Che rapporto esiste tra democrazia e proprietà?
Il rapporto tra democrazia e proprietà è sempre stato controverso. Il timore che una maggioranza politica, formata dai rappresentanti dei ceti non proprietari, introducesse penetranti limiti ai poteri proprietari fu esplicitamente discusso dai politici e dai teorici della “democrazia dei moderni”. La risposta fu dapprima il suffragio censitario; poi, generalizzato il suffragio universale, si è spostata all’esterno del circuito della democrazia rappresentativa. I limiti più rilevanti posti a tal fine alla democrazia possono essere così sintetizzati: sul piano istituzionale il potere attribuito (e talvolta autoattribuitosi) dalle Corti supreme di garantire la libertà proprietaria rispetto a orientamenti legislativi di diverso segno (particolarmente attiva in tal senso è la Corte di giustizia UE), e la cessione di poteri dagli Stati nazionali (rimasti gli unici soggetti le cui decisioni sono sottoposte alle regole democratiche) ad organismi sovranazionali, come l’Organizzazione mondiale per il commercio, la stessa UE, e altri ancora. In secondo luogo, sono all’opera meccanismi extraistituzionali molto penetranti: l’influsso del denaro nella formazione dell’opinione pubblica (sul quale avevano già richiamato l’attenzione Antonio Gramsci e Otto Bauer) e il ruolo dei mercati finanziari, pronti a “punire”, ritirando la loro “fiducia”, politiche nazionali che contrastino con gli interessi della grande ricchezza.

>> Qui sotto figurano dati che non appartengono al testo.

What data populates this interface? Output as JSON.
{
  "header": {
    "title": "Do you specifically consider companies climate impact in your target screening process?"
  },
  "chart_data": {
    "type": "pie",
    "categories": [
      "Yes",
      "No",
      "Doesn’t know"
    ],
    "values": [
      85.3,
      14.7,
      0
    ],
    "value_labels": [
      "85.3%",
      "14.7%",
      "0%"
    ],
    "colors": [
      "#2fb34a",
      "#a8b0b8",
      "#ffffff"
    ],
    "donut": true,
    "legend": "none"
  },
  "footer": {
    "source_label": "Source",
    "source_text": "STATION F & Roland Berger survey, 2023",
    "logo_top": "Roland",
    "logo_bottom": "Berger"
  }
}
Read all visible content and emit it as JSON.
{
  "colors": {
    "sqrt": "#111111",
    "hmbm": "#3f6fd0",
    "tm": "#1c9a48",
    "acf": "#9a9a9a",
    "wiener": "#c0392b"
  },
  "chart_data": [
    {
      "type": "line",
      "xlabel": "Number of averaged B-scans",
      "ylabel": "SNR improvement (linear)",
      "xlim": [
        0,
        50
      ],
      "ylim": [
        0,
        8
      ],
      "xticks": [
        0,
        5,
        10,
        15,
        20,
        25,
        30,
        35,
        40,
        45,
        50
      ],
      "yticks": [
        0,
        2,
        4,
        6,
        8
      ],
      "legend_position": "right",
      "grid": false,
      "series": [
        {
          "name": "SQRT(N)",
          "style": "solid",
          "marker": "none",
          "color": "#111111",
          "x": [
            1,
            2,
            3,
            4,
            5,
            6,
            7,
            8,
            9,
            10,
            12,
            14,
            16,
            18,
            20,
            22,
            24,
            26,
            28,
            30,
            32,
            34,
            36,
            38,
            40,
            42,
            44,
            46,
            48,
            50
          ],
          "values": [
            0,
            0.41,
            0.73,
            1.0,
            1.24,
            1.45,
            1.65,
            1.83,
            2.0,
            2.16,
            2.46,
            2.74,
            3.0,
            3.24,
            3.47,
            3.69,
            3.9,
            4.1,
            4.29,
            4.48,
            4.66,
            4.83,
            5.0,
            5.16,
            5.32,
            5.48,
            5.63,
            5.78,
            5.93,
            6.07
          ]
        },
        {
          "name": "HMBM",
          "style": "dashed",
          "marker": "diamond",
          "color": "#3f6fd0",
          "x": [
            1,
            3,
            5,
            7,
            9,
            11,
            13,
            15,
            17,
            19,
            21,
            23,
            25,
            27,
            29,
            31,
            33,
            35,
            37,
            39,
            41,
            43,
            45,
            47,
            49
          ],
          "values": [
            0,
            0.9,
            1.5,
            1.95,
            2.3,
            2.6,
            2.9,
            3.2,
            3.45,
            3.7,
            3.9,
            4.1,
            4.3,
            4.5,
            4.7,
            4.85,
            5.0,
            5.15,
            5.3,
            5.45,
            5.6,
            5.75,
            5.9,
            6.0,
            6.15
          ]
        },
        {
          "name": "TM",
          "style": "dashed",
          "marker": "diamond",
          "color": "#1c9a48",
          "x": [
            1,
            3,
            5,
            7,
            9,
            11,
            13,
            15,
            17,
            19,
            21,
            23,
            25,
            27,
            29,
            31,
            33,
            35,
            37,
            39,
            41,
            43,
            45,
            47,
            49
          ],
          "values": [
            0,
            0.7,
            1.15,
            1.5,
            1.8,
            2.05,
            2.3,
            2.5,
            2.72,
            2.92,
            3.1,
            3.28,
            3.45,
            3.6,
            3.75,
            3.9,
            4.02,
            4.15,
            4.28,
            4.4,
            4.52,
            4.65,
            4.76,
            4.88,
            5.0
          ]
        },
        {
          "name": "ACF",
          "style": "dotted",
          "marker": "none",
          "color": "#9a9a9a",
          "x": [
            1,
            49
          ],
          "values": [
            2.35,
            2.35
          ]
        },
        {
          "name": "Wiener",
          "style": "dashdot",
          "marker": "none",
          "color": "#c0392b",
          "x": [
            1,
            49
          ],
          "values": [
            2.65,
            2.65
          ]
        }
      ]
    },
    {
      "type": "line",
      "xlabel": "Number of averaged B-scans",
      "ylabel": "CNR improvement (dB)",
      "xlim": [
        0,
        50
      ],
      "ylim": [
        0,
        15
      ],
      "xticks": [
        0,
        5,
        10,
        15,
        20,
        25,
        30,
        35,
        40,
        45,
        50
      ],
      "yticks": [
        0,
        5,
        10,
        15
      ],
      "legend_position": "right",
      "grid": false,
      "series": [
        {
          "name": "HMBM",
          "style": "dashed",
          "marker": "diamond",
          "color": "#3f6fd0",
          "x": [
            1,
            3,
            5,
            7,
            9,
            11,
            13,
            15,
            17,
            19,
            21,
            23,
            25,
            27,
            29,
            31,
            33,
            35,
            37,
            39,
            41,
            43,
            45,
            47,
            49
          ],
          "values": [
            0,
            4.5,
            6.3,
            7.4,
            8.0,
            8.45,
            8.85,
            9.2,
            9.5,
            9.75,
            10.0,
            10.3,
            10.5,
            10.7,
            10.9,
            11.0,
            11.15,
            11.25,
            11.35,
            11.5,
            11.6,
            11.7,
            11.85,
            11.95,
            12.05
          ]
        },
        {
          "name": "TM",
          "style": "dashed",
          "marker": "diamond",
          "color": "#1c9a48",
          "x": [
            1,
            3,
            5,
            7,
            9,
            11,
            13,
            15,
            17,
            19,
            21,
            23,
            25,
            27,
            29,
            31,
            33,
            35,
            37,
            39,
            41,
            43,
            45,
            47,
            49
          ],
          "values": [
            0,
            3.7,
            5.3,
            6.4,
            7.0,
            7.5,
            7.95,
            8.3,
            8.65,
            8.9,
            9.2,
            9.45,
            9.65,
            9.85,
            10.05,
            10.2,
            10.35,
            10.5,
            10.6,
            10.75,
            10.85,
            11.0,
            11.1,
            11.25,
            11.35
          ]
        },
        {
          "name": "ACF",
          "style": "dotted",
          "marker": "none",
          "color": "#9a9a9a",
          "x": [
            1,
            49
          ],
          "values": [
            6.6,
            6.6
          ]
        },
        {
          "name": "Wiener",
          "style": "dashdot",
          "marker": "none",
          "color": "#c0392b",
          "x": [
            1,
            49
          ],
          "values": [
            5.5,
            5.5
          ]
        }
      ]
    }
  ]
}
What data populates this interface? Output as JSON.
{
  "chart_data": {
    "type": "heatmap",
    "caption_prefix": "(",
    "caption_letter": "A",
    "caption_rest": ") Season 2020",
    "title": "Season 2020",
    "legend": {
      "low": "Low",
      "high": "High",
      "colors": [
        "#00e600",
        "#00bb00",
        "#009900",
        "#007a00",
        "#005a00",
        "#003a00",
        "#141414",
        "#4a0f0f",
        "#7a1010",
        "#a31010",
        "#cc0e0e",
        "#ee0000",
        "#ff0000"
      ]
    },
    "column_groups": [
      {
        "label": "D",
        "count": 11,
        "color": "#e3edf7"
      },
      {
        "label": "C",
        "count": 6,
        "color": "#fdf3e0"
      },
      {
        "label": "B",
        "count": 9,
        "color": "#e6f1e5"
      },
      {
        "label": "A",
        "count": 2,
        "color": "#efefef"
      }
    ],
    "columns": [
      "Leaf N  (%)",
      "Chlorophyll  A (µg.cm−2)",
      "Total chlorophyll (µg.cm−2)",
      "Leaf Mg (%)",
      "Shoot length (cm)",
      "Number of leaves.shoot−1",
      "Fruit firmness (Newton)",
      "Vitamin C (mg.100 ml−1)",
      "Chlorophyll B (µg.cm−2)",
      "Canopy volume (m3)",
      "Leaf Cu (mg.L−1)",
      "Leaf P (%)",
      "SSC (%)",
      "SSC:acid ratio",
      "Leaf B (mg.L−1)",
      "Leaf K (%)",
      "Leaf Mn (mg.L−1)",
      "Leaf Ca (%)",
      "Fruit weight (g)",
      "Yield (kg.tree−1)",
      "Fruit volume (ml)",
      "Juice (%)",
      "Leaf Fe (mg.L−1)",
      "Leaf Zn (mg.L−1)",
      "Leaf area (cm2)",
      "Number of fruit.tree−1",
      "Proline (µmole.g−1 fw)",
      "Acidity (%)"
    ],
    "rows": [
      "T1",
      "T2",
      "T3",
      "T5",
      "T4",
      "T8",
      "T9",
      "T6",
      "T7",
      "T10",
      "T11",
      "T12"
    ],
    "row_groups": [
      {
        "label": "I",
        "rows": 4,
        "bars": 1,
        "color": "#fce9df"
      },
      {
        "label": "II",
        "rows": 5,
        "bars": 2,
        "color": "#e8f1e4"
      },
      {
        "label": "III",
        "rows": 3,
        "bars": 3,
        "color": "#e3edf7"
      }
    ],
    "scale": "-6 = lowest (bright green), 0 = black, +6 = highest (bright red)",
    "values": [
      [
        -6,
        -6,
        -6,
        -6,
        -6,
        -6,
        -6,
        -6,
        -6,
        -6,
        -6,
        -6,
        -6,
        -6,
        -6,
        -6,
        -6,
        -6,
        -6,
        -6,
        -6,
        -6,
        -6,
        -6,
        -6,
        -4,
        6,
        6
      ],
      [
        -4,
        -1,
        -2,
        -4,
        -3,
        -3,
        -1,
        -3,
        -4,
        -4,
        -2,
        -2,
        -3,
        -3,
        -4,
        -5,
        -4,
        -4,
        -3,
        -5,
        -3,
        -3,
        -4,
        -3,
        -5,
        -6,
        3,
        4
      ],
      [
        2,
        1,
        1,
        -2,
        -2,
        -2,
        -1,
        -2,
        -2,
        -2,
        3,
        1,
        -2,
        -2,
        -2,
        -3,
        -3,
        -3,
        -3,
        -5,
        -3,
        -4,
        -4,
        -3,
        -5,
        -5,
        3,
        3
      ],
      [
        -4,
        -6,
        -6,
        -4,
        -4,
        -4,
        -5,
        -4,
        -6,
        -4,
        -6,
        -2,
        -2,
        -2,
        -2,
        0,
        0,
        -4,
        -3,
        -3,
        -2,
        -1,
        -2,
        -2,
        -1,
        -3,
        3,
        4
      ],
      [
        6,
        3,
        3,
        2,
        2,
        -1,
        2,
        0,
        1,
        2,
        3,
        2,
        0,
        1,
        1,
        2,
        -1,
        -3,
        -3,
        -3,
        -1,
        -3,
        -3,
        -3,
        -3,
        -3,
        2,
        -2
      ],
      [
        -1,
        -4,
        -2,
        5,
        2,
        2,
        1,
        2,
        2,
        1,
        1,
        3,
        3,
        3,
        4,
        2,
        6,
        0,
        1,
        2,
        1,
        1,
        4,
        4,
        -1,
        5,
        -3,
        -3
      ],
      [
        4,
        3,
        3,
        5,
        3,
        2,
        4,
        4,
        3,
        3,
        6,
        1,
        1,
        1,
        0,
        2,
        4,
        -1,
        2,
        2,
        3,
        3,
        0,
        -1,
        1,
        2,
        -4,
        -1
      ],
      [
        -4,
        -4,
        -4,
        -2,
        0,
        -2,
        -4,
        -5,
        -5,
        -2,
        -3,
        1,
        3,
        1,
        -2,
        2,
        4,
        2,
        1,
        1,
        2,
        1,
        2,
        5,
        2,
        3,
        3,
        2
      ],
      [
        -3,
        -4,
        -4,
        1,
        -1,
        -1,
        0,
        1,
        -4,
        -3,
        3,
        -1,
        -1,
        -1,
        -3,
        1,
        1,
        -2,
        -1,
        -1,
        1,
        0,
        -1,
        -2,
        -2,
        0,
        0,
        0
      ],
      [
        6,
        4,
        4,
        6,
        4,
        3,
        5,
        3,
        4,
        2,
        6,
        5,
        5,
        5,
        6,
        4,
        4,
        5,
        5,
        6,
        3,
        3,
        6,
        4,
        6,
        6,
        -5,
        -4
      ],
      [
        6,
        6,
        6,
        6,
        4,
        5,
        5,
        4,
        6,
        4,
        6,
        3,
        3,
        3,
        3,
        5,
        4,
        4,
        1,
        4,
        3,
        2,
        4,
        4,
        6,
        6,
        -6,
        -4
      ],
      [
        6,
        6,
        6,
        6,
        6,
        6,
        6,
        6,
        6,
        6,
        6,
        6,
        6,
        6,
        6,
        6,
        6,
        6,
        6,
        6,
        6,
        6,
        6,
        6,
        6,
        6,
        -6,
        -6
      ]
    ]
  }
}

Cosa stabilisce il principio della destinazione universale dei beni e in che rapporto esso è con la proprietà privata?
Il principio della destinazione universale dei beni – sempre custodito dalla Chiesa cattolica e ribadito da papa Francesco soprattutto nell’enciclica “Laudato sì” – si presenta come un “punto di partenza”, nel giudizio sulla attribuzione e regolazione dei beni, alternativo a quello della libertà proprietaria. Si potrebbe parlare di due visioni alternative di “diritto naturale”. Parlare di destinazione universale dei beni, peraltro, non equivale a proporre l’abolizione della proprietà privata. Si tratta invece di distinguere: non tutte le proprietà sono un furto, per usare la celebre frase di Proudhon. In particolare, all’interno dei beni economici è necessario distinguere anzitutto tra beni produttivi di valore per la società e beni fonte di speculazione e rendita (finanziaria e fondiaria). Gli economisti classici, come David Ricardo, avevano ben chiaro questa distinzione, rimessa in discussione dalla scuola marginalista, e oggi oscurata nelle nebbie del neoproprietarismo.

Le linee guida di una riforma democratica del capitalismo si trovano nella nostra Costituzione, in particolare negli articoli 41, 42 e 43. E nella Carta fondamentale sono anche gli elementi per una protezione adeguata di quelli che oggi vengono chiamati “beni comuni” come l’ambiente, la rete, i diritti basici.

Naturalmente, una via riformatrice che parta dal principio della destinazione universale, nel quadro delle norme costituzionali, richiede una coalizione (politica, sociale, culturale) che svolga la funzione che fu propria del movimento riformatore dei decenni centrali del secolo scorso. Purtroppo non esistono più forze politiche che – come allora – si propongano come rappresentative del mondo del lavoro, anche se esistono “contromovimenti” a livello globale che combattono importanti battaglie per l’ambiente, i diritti delle donne, contro le diseguaglianze e i regimi autocratici, il razzismo. Il quesito è se queste forme contemporanee di conflitto sociale e ideale resteranno separate, o riusciranno a costruire una coalizione capace di esprimere e far valere progetti politici unitari, indicando un’alternativa al neoproprietarismo dominante.

Cesare Salvi (Lecce, 1948) è stato professore ordinario di Diritto civile dal 1979, prima a Perugia e poi a Roma3. Dal 1992 al 2008 è stato senatore, ricoprendo incarichi istituzionali e di governo. Tra i suoi libri più recenti Capitalismo e diritto civile (il Mulino, 2015), La responsabilità civile (3a edizione, Giuffrè, 2019), Teologie della proprietà privata (Rubbettino, 2017); con Massimo Villone Il costo della democrazia (2a edizione, Mondadori, 2010).